Our CEO Gill Perkins, provides an overview of how our Grasslands+ coalition is working with Terra Carta.
‘Climate change, land-use, food production and human health are all deeply interconnected. Transforming the land sector towards more sustainable practices could contribute an estimated 30% of the global mitigation needed by 2050 to deliver on the 1.5˚C target’. (Section 3 Article 7). Terra Carta Charter https://www.sustainable-markets.org/TerraCarta_summarium_Jan11th2021.pdf
Working with Terra Carta
The Grasslands+ coalition, the Bumblebee Conservation Trust, Plantlife, and Butterfly Conservation have come together to urge the Government to refocus on Grasslands as a natural solution to climate change. To urge stakeholders, partners and businesses to support protect and commit to funding grassland restoration and enhancement projects.

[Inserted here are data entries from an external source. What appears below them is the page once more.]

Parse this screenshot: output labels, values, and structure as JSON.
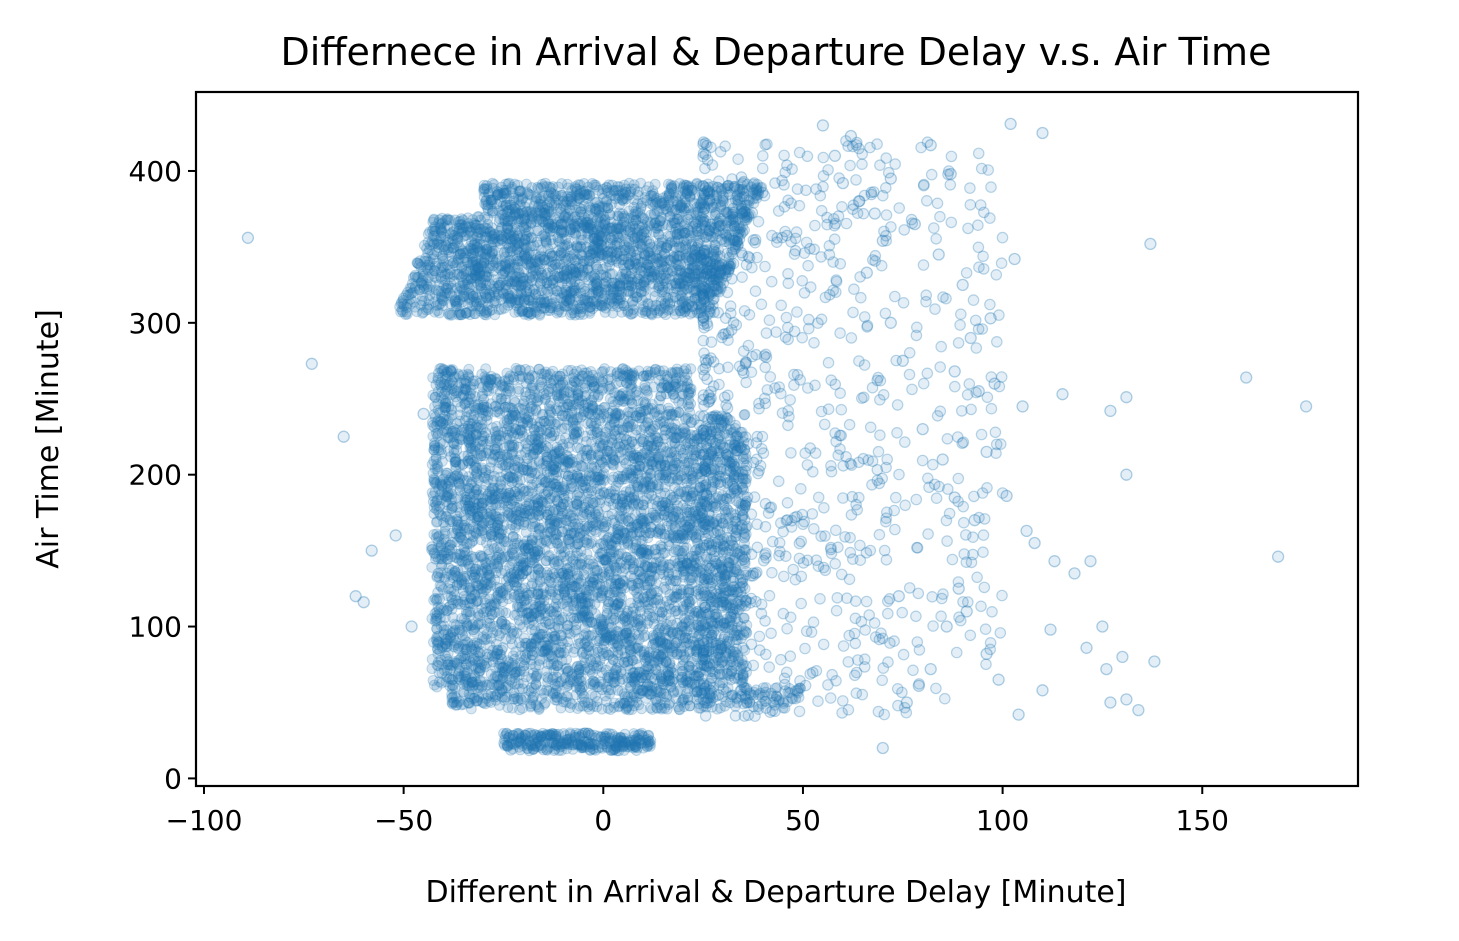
{
  "chart_data": {
    "type": "scatter",
    "title": "Differnece in Arrival & Departure Delay v.s. Air Time",
    "xlabel": "Different in Arrival & Departure Delay [Minute]",
    "ylabel": "Air Time [Minute]",
    "xlim": [
      -102,
      189
    ],
    "ylim": [
      -5,
      452
    ],
    "xticks": [
      -100,
      -50,
      0,
      50,
      100,
      150
    ],
    "xtick_labels": [
      "−100",
      "−50",
      "0",
      "50",
      "100",
      "150"
    ],
    "yticks": [
      0,
      100,
      200,
      300,
      400
    ],
    "ytick_labels": [
      "0",
      "100",
      "200",
      "300",
      "400"
    ],
    "grid": false,
    "marker_color": "#1f77b4",
    "marker_alpha": 0.12,
    "dense_clusters": [
      {
        "x_range": [
          -55,
          30
        ],
        "y_range": [
          300,
          395
        ]
      },
      {
        "x_range": [
          -45,
          35
        ],
        "y_range": [
          45,
          270
        ]
      },
      {
        "x_range": [
          -25,
          10
        ],
        "y_range": [
          18,
          30
        ]
      }
    ],
    "outlier_points": [
      [
        -89,
        356
      ],
      [
        -73,
        273
      ],
      [
        -65,
        225
      ],
      [
        -62,
        120
      ],
      [
        -60,
        116
      ],
      [
        -58,
        150
      ],
      [
        -52,
        160
      ],
      [
        -48,
        100
      ],
      [
        -45,
        240
      ],
      [
        55,
        430
      ],
      [
        62,
        423
      ],
      [
        72,
        395
      ],
      [
        82,
        417
      ],
      [
        87,
        398
      ],
      [
        102,
        431
      ],
      [
        110,
        425
      ],
      [
        137,
        352
      ],
      [
        103,
        342
      ],
      [
        97,
        303
      ],
      [
        88,
        268
      ],
      [
        94,
        255
      ],
      [
        105,
        245
      ],
      [
        115,
        253
      ],
      [
        96,
        215
      ],
      [
        101,
        186
      ],
      [
        106,
        163
      ],
      [
        108,
        155
      ],
      [
        113,
        143
      ],
      [
        118,
        135
      ],
      [
        122,
        143
      ],
      [
        131,
        251
      ],
      [
        127,
        242
      ],
      [
        131,
        200
      ],
      [
        161,
        264
      ],
      [
        176,
        245
      ],
      [
        169,
        146
      ],
      [
        125,
        100
      ],
      [
        121,
        86
      ],
      [
        126,
        72
      ],
      [
        130,
        80
      ],
      [
        131,
        52
      ],
      [
        127,
        50
      ],
      [
        134,
        45
      ],
      [
        138,
        77
      ],
      [
        112,
        98
      ],
      [
        110,
        58
      ],
      [
        104,
        42
      ],
      [
        99,
        65
      ],
      [
        96,
        82
      ],
      [
        91,
        110
      ],
      [
        89,
        125
      ],
      [
        86,
        100
      ],
      [
        82,
        72
      ],
      [
        79,
        61
      ],
      [
        76,
        50
      ],
      [
        74,
        120
      ],
      [
        70,
        20
      ],
      [
        78,
        365
      ],
      [
        84,
        345
      ],
      [
        90,
        325
      ],
      [
        92,
        290
      ],
      [
        98,
        260
      ],
      [
        80,
        230
      ],
      [
        85,
        210
      ],
      [
        88,
        185
      ],
      [
        93,
        170
      ],
      [
        75,
        275
      ],
      [
        72,
        300
      ],
      [
        66,
        333
      ],
      [
        70,
        354
      ],
      [
        68,
        372
      ],
      [
        64,
        380
      ],
      [
        60,
        392
      ],
      [
        58,
        410
      ]
    ]
  }
}
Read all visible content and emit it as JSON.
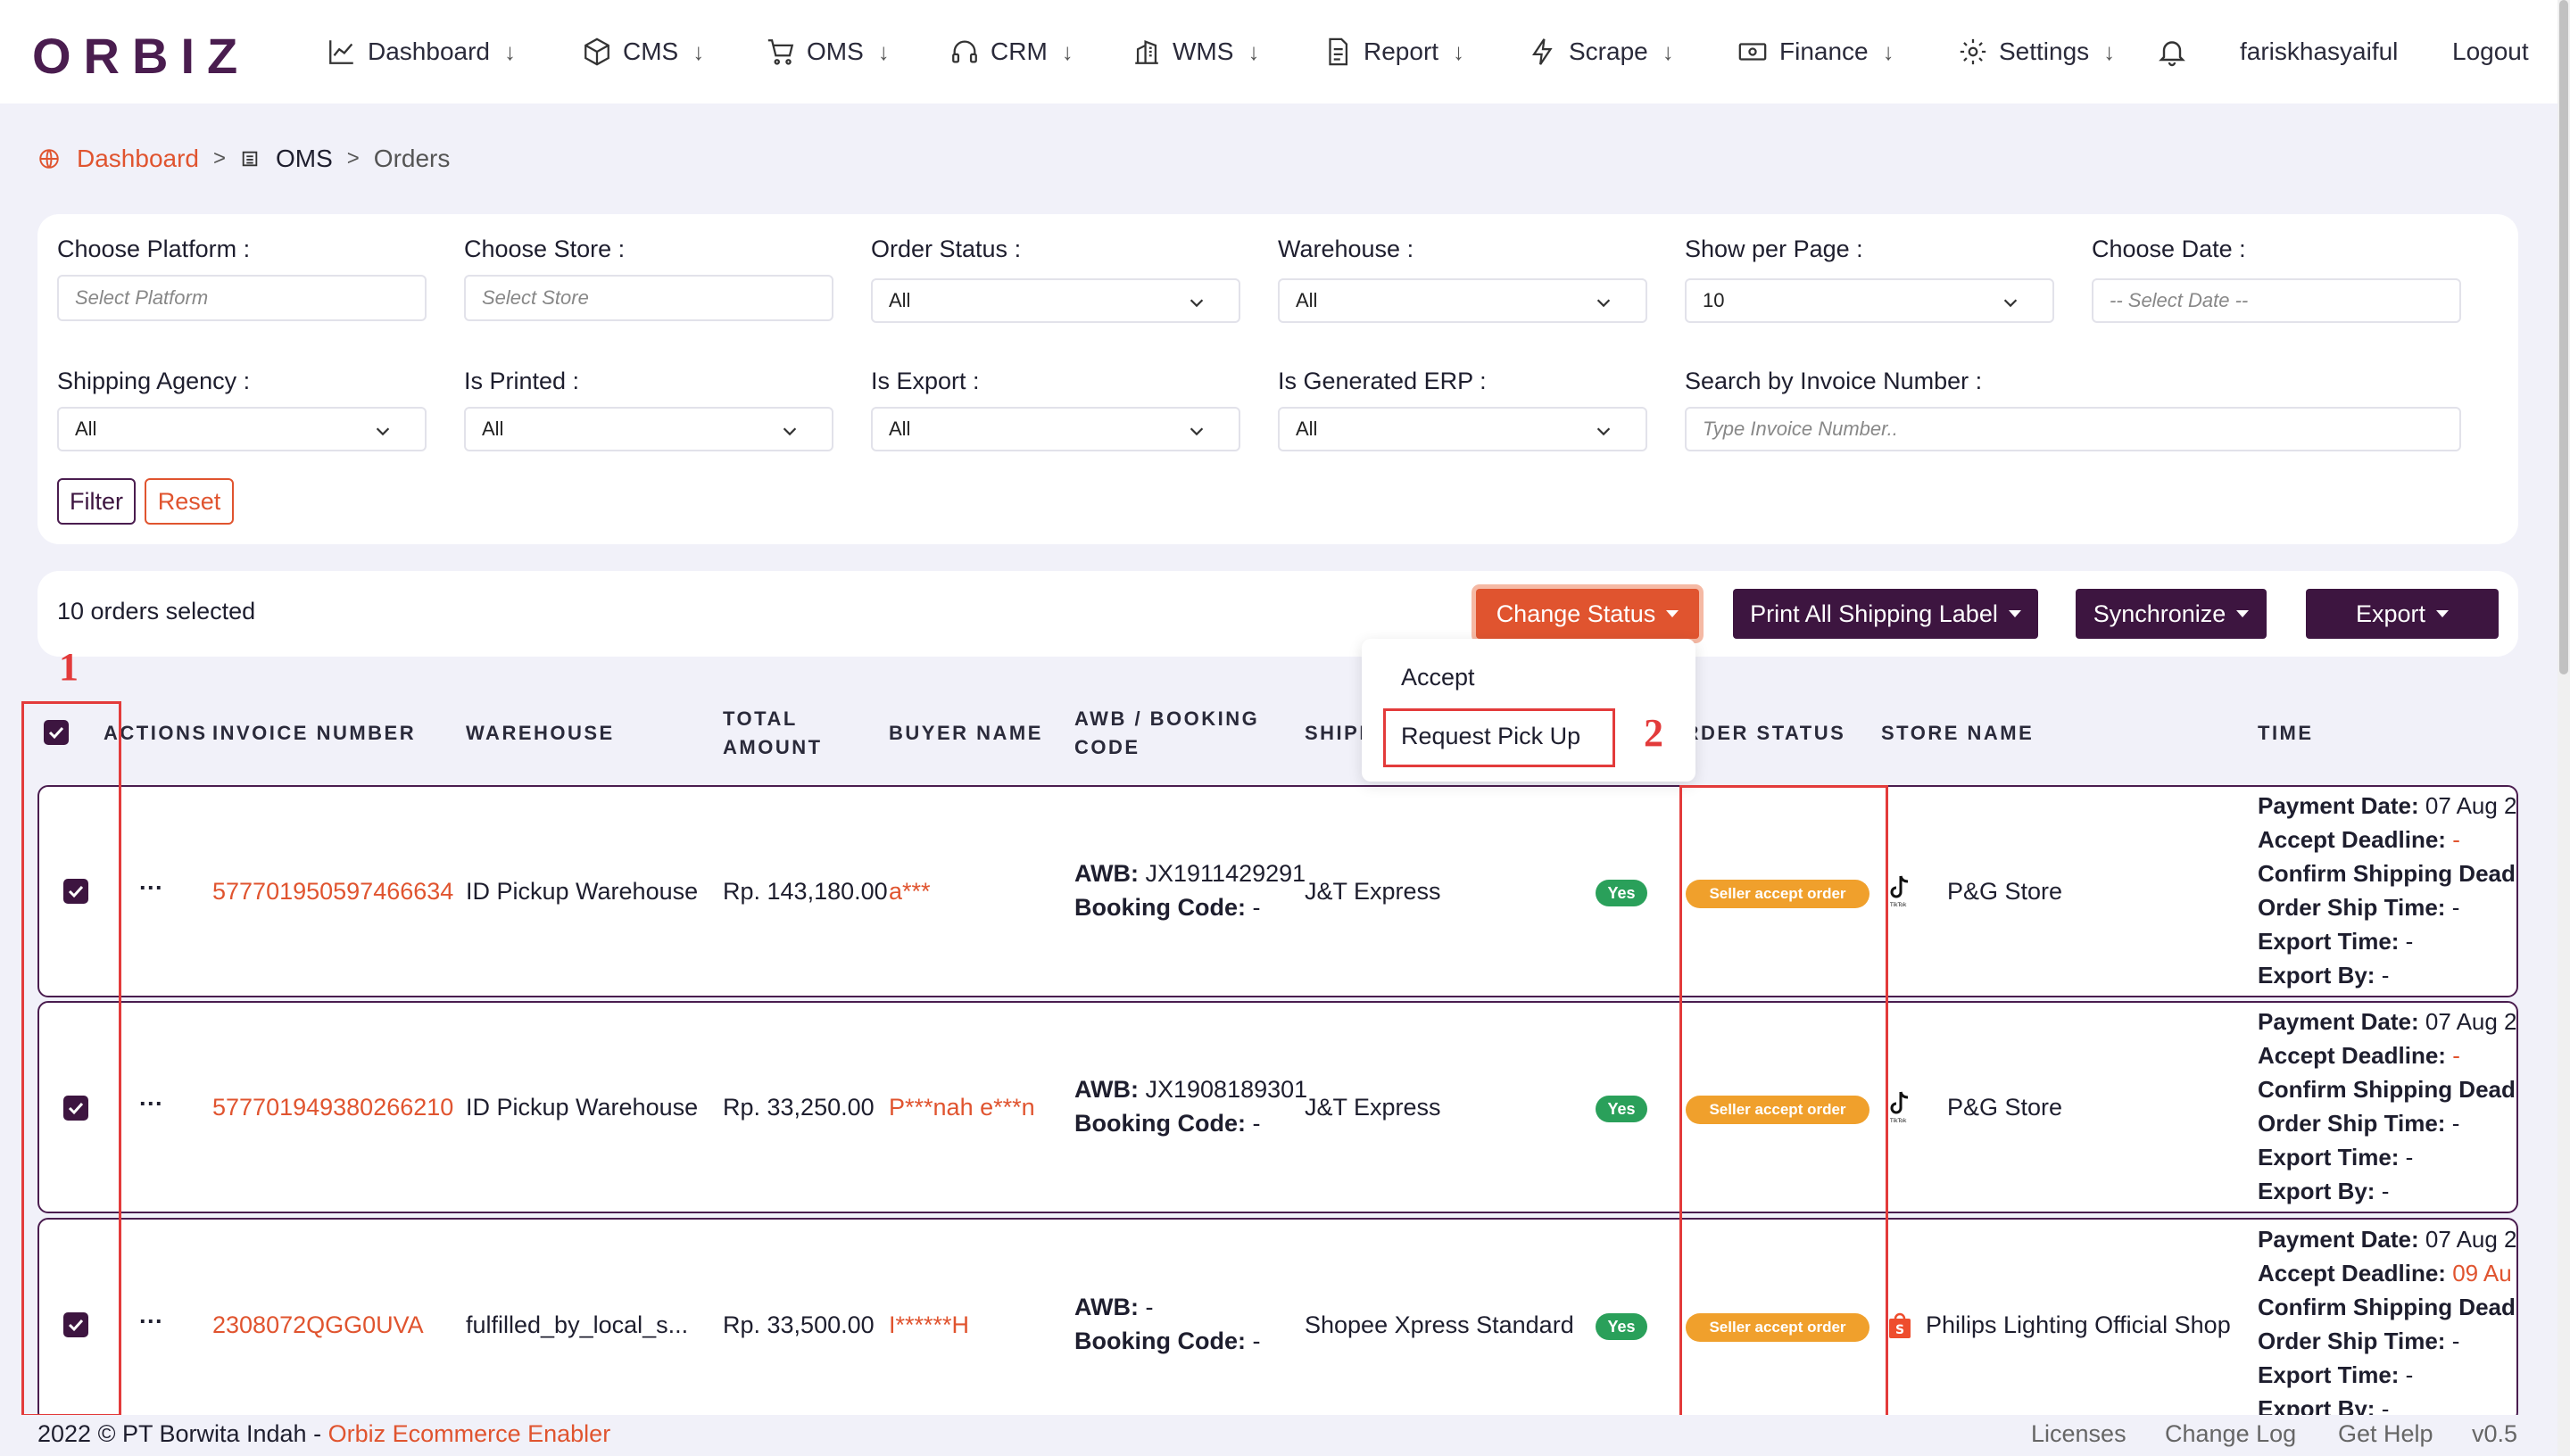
{
  "brand": {
    "logo_text": "ORBIZ"
  },
  "nav": {
    "items": [
      {
        "label": "Dashboard",
        "icon": "chart-line-icon"
      },
      {
        "label": "CMS",
        "icon": "box-icon"
      },
      {
        "label": "OMS",
        "icon": "cart-icon"
      },
      {
        "label": "CRM",
        "icon": "headset-icon"
      },
      {
        "label": "WMS",
        "icon": "building-icon"
      },
      {
        "label": "Report",
        "icon": "document-icon"
      },
      {
        "label": "Scrape",
        "icon": "bolt-icon"
      },
      {
        "label": "Finance",
        "icon": "cash-icon"
      },
      {
        "label": "Settings",
        "icon": "gear-icon"
      }
    ],
    "arrow": "↓",
    "username": "fariskhasyaiful",
    "logout": "Logout"
  },
  "breadcrumb": {
    "home": "Dashboard",
    "section": "OMS",
    "current": "Orders",
    "sep": ">"
  },
  "filters": {
    "platform": {
      "label": "Choose Platform :",
      "placeholder": "Select Platform"
    },
    "store": {
      "label": "Choose Store :",
      "placeholder": "Select Store"
    },
    "order_status": {
      "label": "Order Status :",
      "value": "All"
    },
    "warehouse": {
      "label": "Warehouse :",
      "value": "All"
    },
    "per_page": {
      "label": "Show per Page :",
      "value": "10"
    },
    "date": {
      "label": "Choose Date :",
      "placeholder": "-- Select Date --"
    },
    "shipping_agency": {
      "label": "Shipping Agency :",
      "value": "All"
    },
    "is_printed": {
      "label": "Is Printed :",
      "value": "All"
    },
    "is_export": {
      "label": "Is Export :",
      "value": "All"
    },
    "is_generated_erp": {
      "label": "Is Generated ERP :",
      "value": "All"
    },
    "invoice_search": {
      "label": "Search by Invoice Number :",
      "placeholder": "Type Invoice Number.."
    },
    "filter_btn": "Filter",
    "reset_btn": "Reset"
  },
  "actions": {
    "selected_text": "10 orders selected",
    "change_status": "Change Status",
    "print_label": "Print All Shipping Label",
    "synchronize": "Synchronize",
    "export": "Export",
    "status_menu": {
      "accept": "Accept",
      "request_pickup": "Request Pick Up"
    }
  },
  "table": {
    "headers": {
      "actions": "ACTIONS",
      "invoice": "INVOICE NUMBER",
      "warehouse": "WAREHOUSE",
      "total_l1": "TOTAL",
      "total_l2": "AMOUNT",
      "buyer": "BUYER NAME",
      "awb_l1": "AWB / BOOKING",
      "awb_l2": "CODE",
      "shipping": "SHIPP",
      "order_status": "ORDER STATUS",
      "store": "STORE NAME",
      "time": "TIME"
    },
    "rows": [
      {
        "invoice": "577701950597466634",
        "warehouse": "ID Pickup Warehouse",
        "total": "Rp. 143,180.00",
        "buyer": "a***",
        "awb_label": "AWB:",
        "awb": "JX1911429291",
        "booking_label": "Booking Code:",
        "booking": "-",
        "shipping": "J&T Express",
        "yes": "Yes",
        "status": "Seller accept order",
        "store_icon": "tiktok-icon",
        "store": "P&G Store",
        "time": {
          "payment_label": "Payment Date:",
          "payment": "07 Aug 2",
          "accept_label": "Accept Deadline:",
          "accept": "-",
          "confirm_label": "Confirm Shipping Dead",
          "ship_label": "Order Ship Time:",
          "ship": "-",
          "export_time_label": "Export Time:",
          "export_time": "-",
          "export_by_label": "Export By:",
          "export_by": "-"
        }
      },
      {
        "invoice": "577701949380266210",
        "warehouse": "ID Pickup Warehouse",
        "total": "Rp. 33,250.00",
        "buyer": "P***nah e***n",
        "awb_label": "AWB:",
        "awb": "JX1908189301",
        "booking_label": "Booking Code:",
        "booking": "-",
        "shipping": "J&T Express",
        "yes": "Yes",
        "status": "Seller accept order",
        "store_icon": "tiktok-icon",
        "store": "P&G Store",
        "time": {
          "payment_label": "Payment Date:",
          "payment": "07 Aug 2",
          "accept_label": "Accept Deadline:",
          "accept": "-",
          "confirm_label": "Confirm Shipping Dead",
          "ship_label": "Order Ship Time:",
          "ship": "-",
          "export_time_label": "Export Time:",
          "export_time": "-",
          "export_by_label": "Export By:",
          "export_by": "-"
        }
      },
      {
        "invoice": "2308072QGG0UVA",
        "warehouse": "fulfilled_by_local_s...",
        "total": "Rp. 33,500.00",
        "buyer": "I******H",
        "awb_label": "AWB:",
        "awb": "-",
        "booking_label": "Booking Code:",
        "booking": "-",
        "shipping": "Shopee Xpress Standard",
        "yes": "Yes",
        "status": "Seller accept order",
        "store_icon": "shopee-bag-icon",
        "store": "Philips Lighting Official Shop",
        "time": {
          "payment_label": "Payment Date:",
          "payment": "07 Aug 2",
          "accept_label": "Accept Deadline:",
          "accept": "09 Au",
          "confirm_label": "Confirm Shipping Dead",
          "ship_label": "Order Ship Time:",
          "ship": "-",
          "export_time_label": "Export Time:",
          "export_time": "-",
          "export_by_label": "Export By:",
          "export_by": "-"
        }
      }
    ],
    "row_menu": "···"
  },
  "annotations": {
    "one": "1",
    "two": "2"
  },
  "footer": {
    "copyright": "2022 © PT Borwita Indah - ",
    "link": "Orbiz Ecommerce Enabler",
    "licenses": "Licenses",
    "changelog": "Change Log",
    "help": "Get Help",
    "version": "v0.5"
  },
  "colors": {
    "brand": "#3d1540",
    "accent": "#e0542f",
    "status_orange": "#f0a02c",
    "yes_green": "#2aa05a",
    "annotation_red": "#e33b3b"
  }
}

The Terra Carta aims to reunite people and planet, by giving fundamental rights and value to Nature, ensuring a lasting impact and tangible legacy for this generation. It is a charter of ambitious and practical action to help the private sector accelerate their progress towards a sustainable future.
This year the Grasslands+ coalition has been given an opportunity to provide Terra Carta with practical examples, with leadership and inspiration and drive momentum for change through the campaign. Grasslands+ will highlight projects that demonstrate innovation and inspire others to follow and crucially identify critical areas of focus where greater effort is required.
Our video articulates the case for Grasslands, through Terra Carta we can extend our reach, create more momentum and make Nature, the true Engine of our Economy. You can view the video here.
By any measure Nature’s contribution to the global economy is significant and some estimates hold it at greater than the annual G.D.P estimated at $87.79 Trillion in 2019. (section 3 Article 7) https://www.sustainable-markets.org/TerraCarta_summarium_Jan11th2021.pdf
The importance of grasslands
Carbon storage and sequestration is very well known to occur in forests, but the evidence is growing that also wild grasslands are very effective carbon sinks. Large amounts of carbon will end up in the grass and soils under grasslands. But investment is needed for the restoration and the protection of wild grasslands, as currently one of the most threatened ecosystems in the world.
We need our grasslands, and we need to acknowledge their immense contribution as an eco-system that provides us with clean air and water. Tree plantations have somehow become a much glorified ‘eco’-action but species rich Grassland are vital for carbon sequestration and for biodiversity. They currently sequester 30% of carbon and with protection could do even more.
Pollinators such as bumblebees and butterflies are essential to maintaining the complex biodiversity of grassland ecosystems. They aid the proliferation of wild flowers and plants which in turn attract other insects, birds and mammals to create a species-rich environment.
To preserve grasslands, or restore them in many areas, it is clear from research that we need a better understanding of the uncertainties associated with the driving forces that will impact grasslands under climate change, we need more well-replicated, long-term experiments carried out across different grasslands, and we need to better connect, often surprising results, with theory.
The Grasslands+ coalition wants to show the public and politicians alike that protecting grasslands on an international level is crucial in the fight against climate change.